Я двинулся к двери, Диди отошла в сторону, чтобы я мог пройти. Она положила пистолет на стол во внешнем офисе и выключила красную лампочку, ярко горевшую на маленьком пульте.
— Сигнал бедствия? — сказал я. — Кнопка у него под столом?
— Можете считать, что да.
— И пистолет заряжен?
— Естественно, — сказала она, подняв брови.
— Ясно. — Я открыл внешнюю дверь. Когда я был у лестницы, она вышла закрыть ее.
— Приятно было познакомиться, мистер Хьюз, — сказала она мне вслед. — Но больше не приходите.
Я не понимал, как доказать, что он принес с собой деньги и сфотографировал их у меня в квартире. Никто в Корри не видел, как он приехал или уехал. Тони опросил всех конюхов, но никто не мог сказать ровным счетом ничего. Судя по всему, Оукли выбрал самый подходящий момент для визита. Ему для этого надо было приехать с утра пораньше, когда у лошадей была первая тренировка. С половины восьмого до половины девятого конюшни и двор пустовали. Он мог спокойно пробраться ко мне, благо дверь я не запирал, устроить мизансцену. Щелкнуть пару-тройку раз, используя вспышку, и преспокойно удалиться. На все про все у него ушло никак не больше десяти минут.
Возможно, он вел записи своих темных операций. Возможно, но не факт. Он вполне мог держать про запас кое-какие документы на случай, если бы клиенты в приступе честности попытались сообщить кому следует про его подвиги. Может, именно из-за таких архивов на его дверях было столько замков. А может, замки эти просто должны были заставить охотников рыться в его бумагах отказаться от такой затеи, как от заведомо безнадежной?
Неужели Оукли поступил точно так же, как и Уэст, а именно: согласился на ложь и обман, в глаза не видя клиента, в телефонном разговоре? Вряд ли. У Оукли есть мозги, а у Уэста — одно лишь тщеславие. Оукли ни за что не впутается в сомнительное дело, не повязав по рукам и ногам клиента. Оукли должен знать, кто заварил всю эту кашу.
Что же делать? Украсть информацию, выбить ее из него, выведать обманом, купить — любой из этих способов выглядел одинаково невозможным. Я умею скакать на лошадях. Я жокей, а не взломщик, боксер или воришка. И к Оукли подступиться не так-то просто.
Как связаться с Оукли тому, кто решил заручиться его помощью? Вряд ли он рекламирует свою деятельность.

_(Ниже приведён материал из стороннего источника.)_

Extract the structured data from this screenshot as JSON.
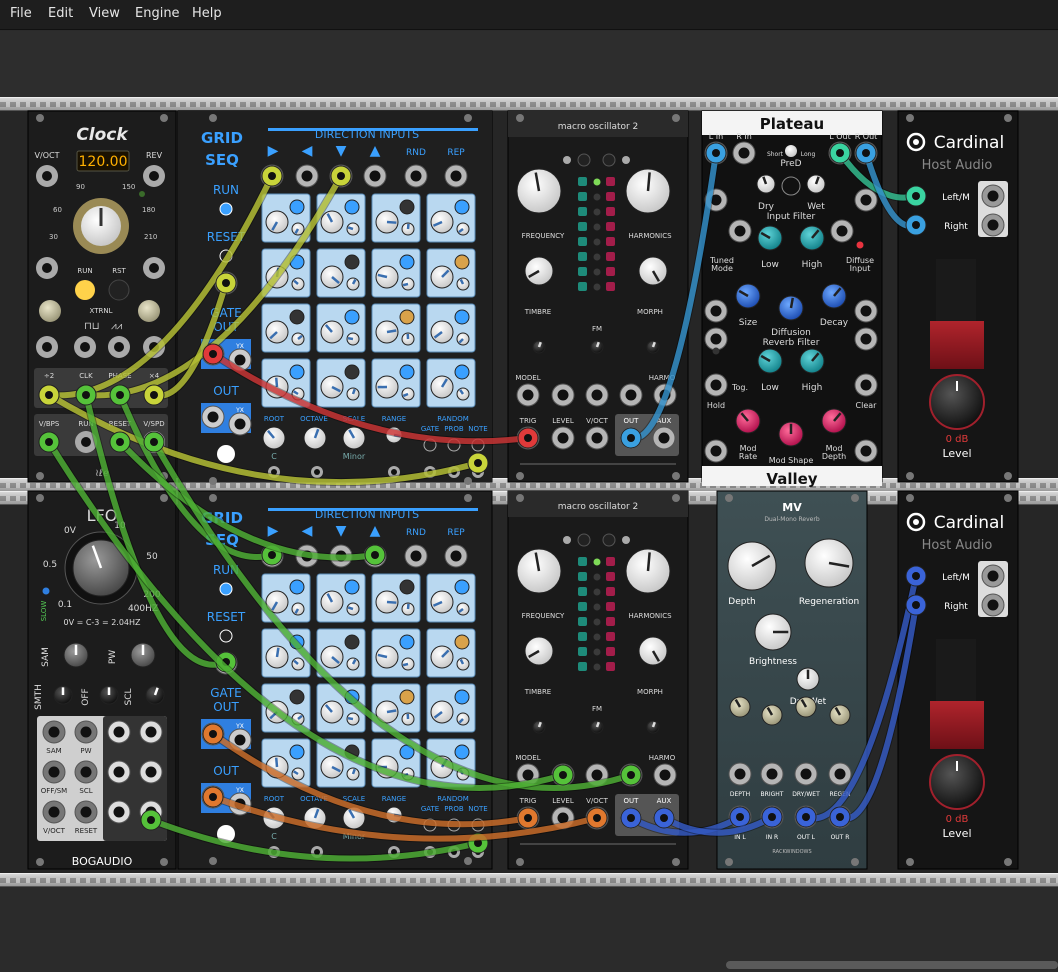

Оукли и Диди. Опытные игроки. К тому же они устанавливают правила. Игроки из высшей лиги.
Я сидел в машине на стоянке и думал, что же теперь предпринять. Я знал только одного человека, способного пощупать пульс у города Бирмингема, но я сильно сомневался, что он захочет сделать это ради человека, оказавшегося в моем положении.
Однако попытка не пытка...
Я завел машину, начал петлять по улочкам с односторонним движением, подъехал к отелю «Грейт-стэг» и еле-еле нашел свободное место на стоянке. Внутри полным ходом шел Ленч Деловых Людей, и запах спиртного приятно сочетался с гулом веселых голосов и дымом сигар. Отель «Грейт-стэг» привлекал процветающих, не склонных к авантюрам, реалистически глядящих на вещи бизнесменов, которые любили заключать жесткие контракты в мягкой непринужденной атмосфере. Их тянуло сюда еще и потому, что владелец отеля Тедди Девар и сам был таким человеком.
Я нашел его в баре, где он беседовал с двумя джентльменами, как две капли воды похожими на него в своих темно-серых костюмах, аккуратных бордовых галстуках и белых рубашках с воротничком сорок второго размера.
Когда он увидел меня, его профессионально непроницаемое лицо слегка нахмурилось. Дисквалифицированный жокей не был здесь желанным гостем. Его визит вносил разлад в привычную респектабельную атмосферу.
Я протиснулся к бару, оказавшись бок о бок с ним, заказал виски.
— Я был бы признателен, если бы вы уделили мне пару минут, — сказал я.
Он чуть повернул голову в мою сторону и, не глядя на меня, буркнул:
— Хорошо. Подождите немного.
В голосе никакой теплоты. Но нет и стремления избежать малоприятной встречи. Он продолжил обсуждать с двумя собеседниками скверное состояние нефтяных акций, затем плавно вышел из разговора и обернулся ко мне.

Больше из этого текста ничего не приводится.